ScanEscape Function

Splits up the string supplied as argument 1 into substrings or tokens. The characters specified in argument 2 are treated as separators of the substrings. Separators preceded by a backslash (\) in the input string will be escaped and the string will not split on those separators. All escaped separators are replaced by the unescaped separators in the return string array.

For example, the following call to ScanEscape():

ScanEscape('A,List,of \, Delimited,,Items', ',')

returns:

A
List
of , Delimited

Items

Note the return value has the escaped comma separator "\," replaced with "," and the empty token between "Delimited" and "Items" is preserved.

The default separator is semi-colon, which is the same as the Scan function. User-defined, single character separators can be supplied as the second argument. Separators are case sensitive. Unlike the Scan function, the ScanEscape function can be provided with multiple delimiters.

To demonstrate the difference between the ParseEscape and ScanEscape functions, consider the same string parsed with the ParseEscape function:

ParseEscape('A,List,of \, Delimited,,Items', ',')

returns:

A
List
of , Delimited
Items

Note that the empty token between "Delimited" and "Items" is removed by the ParseEscape function.

Like Scan , the ScanEscape function can return a minimum length result by providing a integer as the third argument. For example, the following call to ScanEscape():

ScanEscape('A,List,of \, Delimited,,Items', ',', 7)

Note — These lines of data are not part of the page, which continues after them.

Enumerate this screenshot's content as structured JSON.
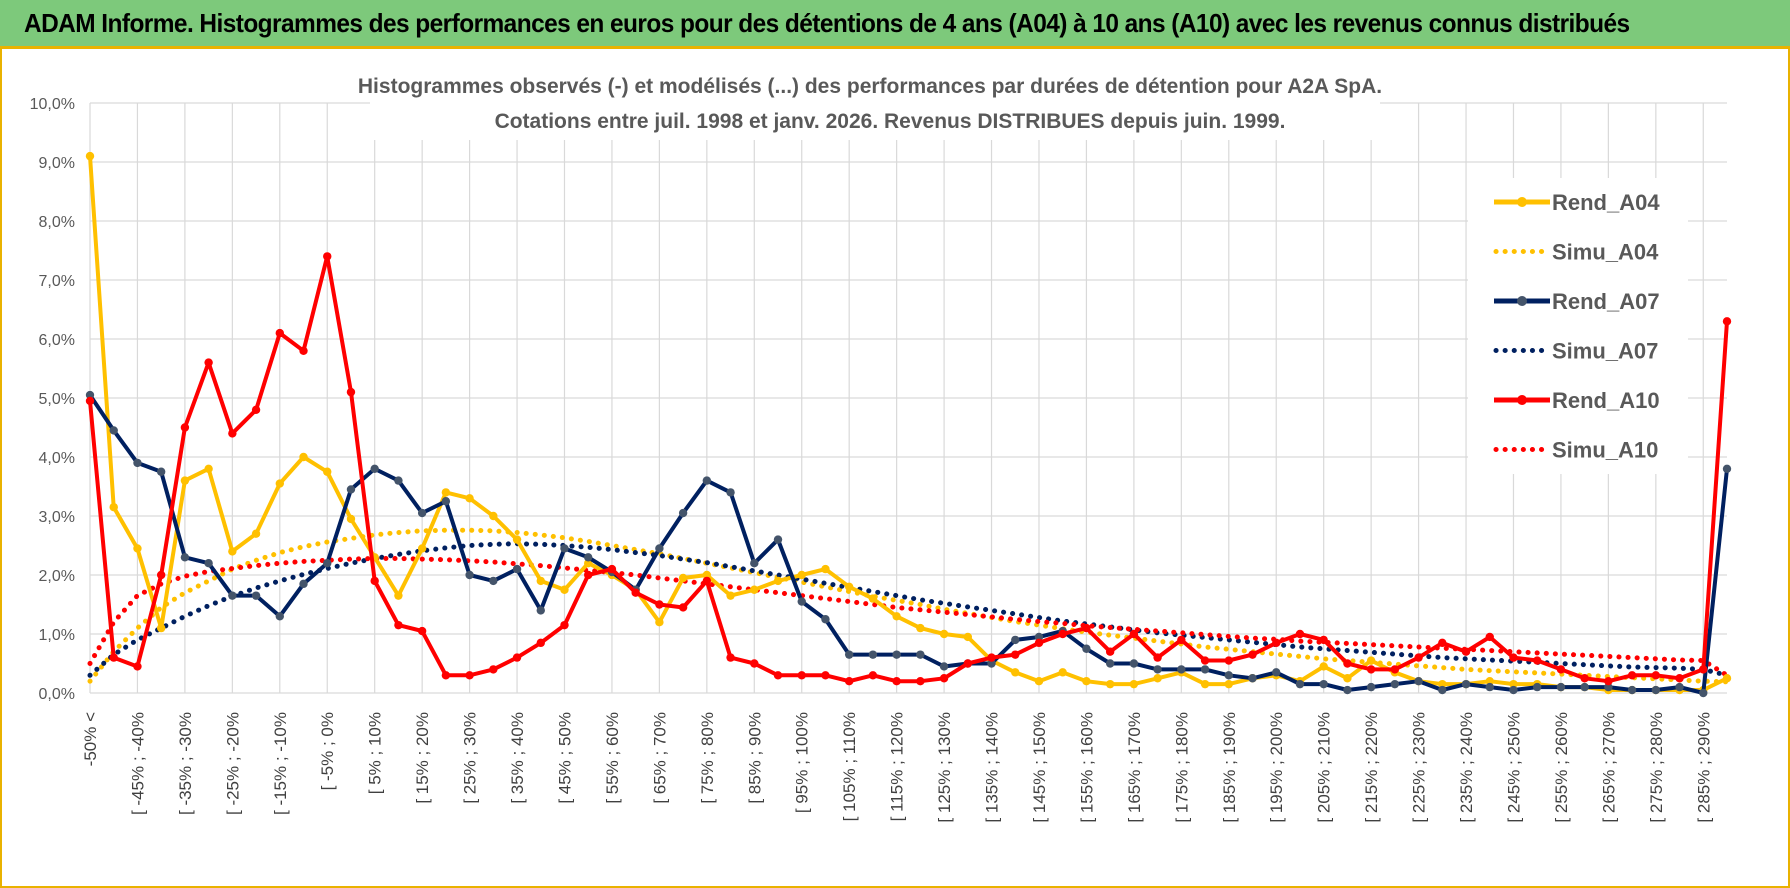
{
  "banner": {
    "title": "ADAM Informe. Histogrammes des performances en euros pour des détentions de 4 ans (A04) à 10 ans (A10) avec les revenus connus distribués"
  },
  "colors": {
    "banner_bg": "#7dc97b",
    "accent": "#e9b200",
    "A04": "#ffc000",
    "A07": "#002060",
    "A10": "#ff0000",
    "marker_A07": "#44546a",
    "grid": "#d9d9d9"
  },
  "chart_data": {
    "type": "line",
    "title_lines": [
      "Histogrammes observés (-) et modélisés (...) des performances par durées de détention pour A2A SpA.",
      "Cotations entre juil. 1998 et janv. 2026. Revenus DISTRIBUES depuis juin. 1999."
    ],
    "ylim": [
      0,
      10
    ],
    "y_ticks": [
      "0,0%",
      "1,0%",
      "2,0%",
      "3,0%",
      "4,0%",
      "5,0%",
      "6,0%",
      "7,0%",
      "8,0%",
      "9,0%",
      "10,0%"
    ],
    "n_points": 70,
    "x_tick_labels": [
      "-50% <",
      "[ -45% ; -40%",
      "[ -35% ; -30%",
      "[ -25% ; -20%",
      "[ -15% ; -10%",
      "[ -5% ; 0%",
      "[ 5% ; 10%",
      "[ 15% ; 20%",
      "[ 25% ; 30%",
      "[ 35% ; 40%",
      "[ 45% ; 50%",
      "[ 55% ; 60%",
      "[ 65% ; 70%",
      "[ 75% ; 80%",
      "[ 85% ; 90%",
      "[ 95% ; 100%",
      "[ 105% ; 110%",
      "[ 115% ; 120%",
      "[ 125% ; 130%",
      "[ 135% ; 140%",
      "[ 145% ; 150%",
      "[ 155% ; 160%",
      "[ 165% ; 170%",
      "[ 175% ; 180%",
      "[ 185% ; 190%",
      "[ 195% ; 200%",
      "[ 205% ; 210%",
      "[ 215% ; 220%",
      "[ 225% ; 230%",
      "[ 235% ; 240%",
      "[ 245% ; 250%",
      "[ 255% ; 260%",
      "[ 265% ; 270%",
      "[ 275% ; 280%",
      "[ 285% ; 290%"
    ],
    "legend": [
      "Rend_A04",
      "Simu_A04",
      "Rend_A07",
      "Simu_A07",
      "Rend_A10",
      "Simu_A10"
    ],
    "series": [
      {
        "name": "Rend_A04",
        "kind": "observed",
        "color": "#ffc000",
        "marker": "#ffc000",
        "values": [
          9.1,
          3.15,
          2.45,
          1.1,
          3.6,
          3.8,
          2.4,
          2.7,
          3.55,
          4.0,
          3.75,
          2.95,
          2.3,
          1.65,
          2.45,
          3.4,
          3.3,
          3.0,
          2.6,
          1.9,
          1.75,
          2.2,
          2.0,
          1.75,
          1.2,
          1.95,
          2.0,
          1.65,
          1.75,
          1.9,
          2.0,
          2.1,
          1.8,
          1.6,
          1.3,
          1.1,
          1.0,
          0.95,
          0.55,
          0.35,
          0.2,
          0.35,
          0.2,
          0.15,
          0.15,
          0.25,
          0.35,
          0.15,
          0.15,
          0.25,
          0.3,
          0.2,
          0.45,
          0.25,
          0.55,
          0.35,
          0.2,
          0.15,
          0.15,
          0.2,
          0.15,
          0.15,
          0.1,
          0.1,
          0.05,
          0.05,
          0.05,
          0.05,
          0.05,
          0.25
        ]
      },
      {
        "name": "Simu_A04",
        "kind": "model",
        "color": "#ffc000",
        "values": [
          0.2,
          0.7,
          1.1,
          1.45,
          1.7,
          1.9,
          2.1,
          2.25,
          2.38,
          2.48,
          2.56,
          2.62,
          2.68,
          2.72,
          2.75,
          2.76,
          2.76,
          2.75,
          2.72,
          2.68,
          2.63,
          2.57,
          2.5,
          2.43,
          2.36,
          2.28,
          2.2,
          2.12,
          2.04,
          1.96,
          1.88,
          1.8,
          1.72,
          1.64,
          1.57,
          1.5,
          1.42,
          1.35,
          1.28,
          1.21,
          1.15,
          1.09,
          1.03,
          0.98,
          0.93,
          0.88,
          0.83,
          0.78,
          0.74,
          0.7,
          0.66,
          0.62,
          0.58,
          0.55,
          0.52,
          0.49,
          0.46,
          0.43,
          0.4,
          0.38,
          0.36,
          0.34,
          0.32,
          0.3,
          0.28,
          0.26,
          0.24,
          0.22,
          0.2,
          0.19
        ]
      },
      {
        "name": "Rend_A07",
        "kind": "observed",
        "color": "#002060",
        "marker": "#44546a",
        "values": [
          5.05,
          4.45,
          3.9,
          3.75,
          2.3,
          2.2,
          1.65,
          1.65,
          1.3,
          1.85,
          2.2,
          3.45,
          3.8,
          3.6,
          3.05,
          3.25,
          2.0,
          1.9,
          2.1,
          1.4,
          2.45,
          2.3,
          2.05,
          1.75,
          2.45,
          3.05,
          3.6,
          3.4,
          2.2,
          2.6,
          1.55,
          1.25,
          0.65,
          0.65,
          0.65,
          0.65,
          0.45,
          0.5,
          0.5,
          0.9,
          0.95,
          1.05,
          0.75,
          0.5,
          0.5,
          0.4,
          0.4,
          0.4,
          0.3,
          0.25,
          0.35,
          0.15,
          0.15,
          0.05,
          0.1,
          0.15,
          0.2,
          0.05,
          0.15,
          0.1,
          0.05,
          0.1,
          0.1,
          0.1,
          0.1,
          0.05,
          0.05,
          0.1,
          0.0,
          3.8
        ]
      },
      {
        "name": "Simu_A07",
        "kind": "model",
        "color": "#002060",
        "values": [
          0.3,
          0.65,
          0.9,
          1.1,
          1.3,
          1.48,
          1.64,
          1.78,
          1.9,
          2.01,
          2.11,
          2.2,
          2.28,
          2.35,
          2.41,
          2.46,
          2.5,
          2.52,
          2.53,
          2.52,
          2.5,
          2.47,
          2.43,
          2.38,
          2.33,
          2.27,
          2.21,
          2.14,
          2.07,
          2.0,
          1.93,
          1.86,
          1.79,
          1.72,
          1.65,
          1.58,
          1.52,
          1.46,
          1.4,
          1.34,
          1.28,
          1.22,
          1.17,
          1.12,
          1.07,
          1.02,
          0.98,
          0.94,
          0.9,
          0.86,
          0.82,
          0.78,
          0.75,
          0.72,
          0.69,
          0.66,
          0.63,
          0.6,
          0.58,
          0.56,
          0.54,
          0.52,
          0.5,
          0.48,
          0.46,
          0.44,
          0.43,
          0.42,
          0.4,
          0.3
        ]
      },
      {
        "name": "Rend_A10",
        "kind": "observed",
        "color": "#ff0000",
        "marker": "#ff0000",
        "values": [
          4.95,
          0.6,
          0.45,
          2.0,
          4.5,
          5.6,
          4.4,
          4.8,
          6.1,
          5.8,
          7.4,
          5.1,
          1.9,
          1.15,
          1.05,
          0.3,
          0.3,
          0.4,
          0.6,
          0.85,
          1.15,
          2.0,
          2.1,
          1.7,
          1.5,
          1.45,
          1.9,
          0.6,
          0.5,
          0.3,
          0.3,
          0.3,
          0.2,
          0.3,
          0.2,
          0.2,
          0.25,
          0.5,
          0.6,
          0.65,
          0.85,
          1.0,
          1.1,
          0.7,
          1.0,
          0.6,
          0.9,
          0.55,
          0.55,
          0.65,
          0.85,
          1.0,
          0.9,
          0.5,
          0.4,
          0.4,
          0.6,
          0.85,
          0.7,
          0.95,
          0.6,
          0.55,
          0.4,
          0.25,
          0.2,
          0.3,
          0.3,
          0.25,
          0.4,
          6.3
        ]
      },
      {
        "name": "Simu_A10",
        "kind": "model",
        "color": "#ff0000",
        "values": [
          0.5,
          1.2,
          1.65,
          1.85,
          1.98,
          2.06,
          2.11,
          2.16,
          2.2,
          2.23,
          2.25,
          2.27,
          2.28,
          2.28,
          2.27,
          2.26,
          2.24,
          2.22,
          2.19,
          2.16,
          2.12,
          2.08,
          2.04,
          2.0,
          1.95,
          1.9,
          1.85,
          1.8,
          1.75,
          1.7,
          1.65,
          1.6,
          1.55,
          1.5,
          1.45,
          1.41,
          1.37,
          1.33,
          1.29,
          1.25,
          1.21,
          1.18,
          1.14,
          1.11,
          1.08,
          1.05,
          1.02,
          0.99,
          0.96,
          0.93,
          0.91,
          0.88,
          0.86,
          0.84,
          0.82,
          0.8,
          0.78,
          0.76,
          0.74,
          0.72,
          0.7,
          0.68,
          0.66,
          0.64,
          0.62,
          0.6,
          0.58,
          0.56,
          0.55,
          0.3
        ]
      }
    ]
  }
}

returns two empty strings, filling out indexes 5 and 6 in the return string array:

A
List
of , Delimited

Items

This can save testing the length of the return value to determine if an optional token was provided.

Arguments

Number Type Compulsory Default Description
1 String Yes String to scan
2 String No semi-colon Delimiters
3 Real No 0 Minimum number of return values

Argument 1

String to scan

Argument 2

Delimiters. Semi-colon if omitted.

Argument 3

If present, forces the result to be a minimum size. For example, if the input string had two tokens but this argument was set to three, the result would be a string array of length 3 with the third element an empty string. In many applications, this can save testing the length of the return value to determine if an optional token was provided.

Returns

Return type: string array

Returns tokens as an array of strings with the escaped delimiters replaced with unescaped delimiters. Empty fields are treated as a separate token.